In Baden-Württemberg haben die neonazistischen Jungen Nationaldemokraten nach eigenen Angaben vom 30. Mai bis 01. Juni 2009 ein Pfingstlager durchgeführt – „abseits von Konsum und Umerziehung“. Der Inhalt des Berichts sowie die Bilder (Kleidung, Fahnenappell, Fackelmarsch) auf den Seiten der NPD-Jugendorganisation erinnern an die Zeltlager der „Heimattreuen Deutschen Jugend“, die im März 2009 verboten wurde. In dem JN-Bericht heißt es:

Die Jungs und Mädel trafen gegen 9:00 Uhr ein.  Nach einer kurzen Einweisung und der Gruppeneinteilung wurden die „Dackelgaragen“ aus Zeltbahnen aufgeschlagen. Anschließend wurden die Küche samt Essensbereich sowie ein recht professioneller „Donnerbalken“ hergerichtet. Schon nach kurzer Zeit hatten wir einen schönen und ordentlichen Lagerplatz mitten im idyllischen Wald.

Gegen 12:00 Uhr war es dann auch schon Zeit für eine Mahlzeit. Pellkartoffeln mit Quark hatten die Mädel köstlich zubereitet und stärkten uns für den weiteren Verlauf des Tages. […]

Am Nachmittag wurde gemeinsam Sport getrieben.
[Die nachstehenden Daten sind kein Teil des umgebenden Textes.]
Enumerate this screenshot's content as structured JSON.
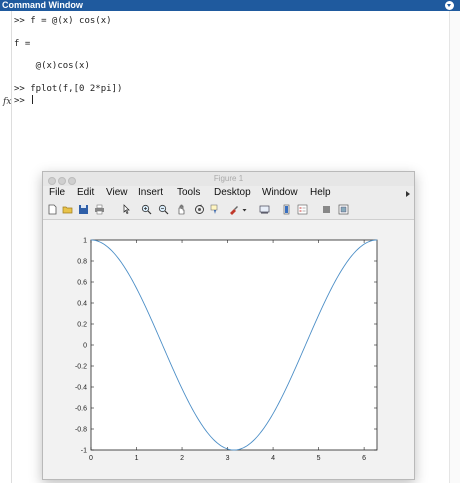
{
  "command_window": {
    "title": "Command Window",
    "lines": [
      ">> f = @(x) cos(x)",
      "f =",
      "    @(x)cos(x)",
      ">> fplot(f,[0 2*pi])",
      ">> "
    ],
    "fx_label": "fx"
  },
  "figure": {
    "title": "Figure 1",
    "menu": [
      "File",
      "Edit",
      "View",
      "Insert",
      "Tools",
      "Desktop",
      "Window",
      "Help"
    ],
    "toolbar_icons": [
      "new-file-icon",
      "open-folder-icon",
      "save-icon",
      "print-icon",
      "pointer-icon",
      "zoom-in-icon",
      "zoom-out-icon",
      "pan-icon",
      "rotate-icon",
      "data-cursor-icon",
      "brush-icon",
      "link-icon",
      "insert-colorbar-icon",
      "insert-legend-icon",
      "hide-tools-icon",
      "show-tools-icon"
    ]
  },
  "chart_data": {
    "type": "line",
    "title": "",
    "xlabel": "",
    "ylabel": "",
    "xlim": [
      0,
      6.2832
    ],
    "ylim": [
      -1,
      1
    ],
    "x_ticks": [
      "0",
      "1",
      "2",
      "3",
      "4",
      "5",
      "6"
    ],
    "y_ticks": [
      "1",
      "0.8",
      "0.6",
      "0.4",
      "0.2",
      "0",
      "-0.2",
      "-0.4",
      "-0.6",
      "-0.8",
      "-1"
    ],
    "grid": false,
    "series": [
      {
        "function": "cos(x)",
        "x_range": [
          0,
          6.2832
        ],
        "color": "#4d8fc7"
      }
    ]
  }
}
Nachdem sich die Kameraden gemeinsam mit Liegestützen und Dehnübungen aufgewärmt hatten, kamen wir zur eigentlichen Sache: Da nicht nur der brave BRD-Bürger Opfer der immer stärker um sich greifenden Ausländerkriminalität, besonders in Großstädten, wird, standen Lektionen in Selbstverteidigung auf dem Plan. Man erlernte sich effektiv gegen einen Angriff zur Wehr zu setzen und im Ernstfall den Gegner am Boden zu fixieren. […]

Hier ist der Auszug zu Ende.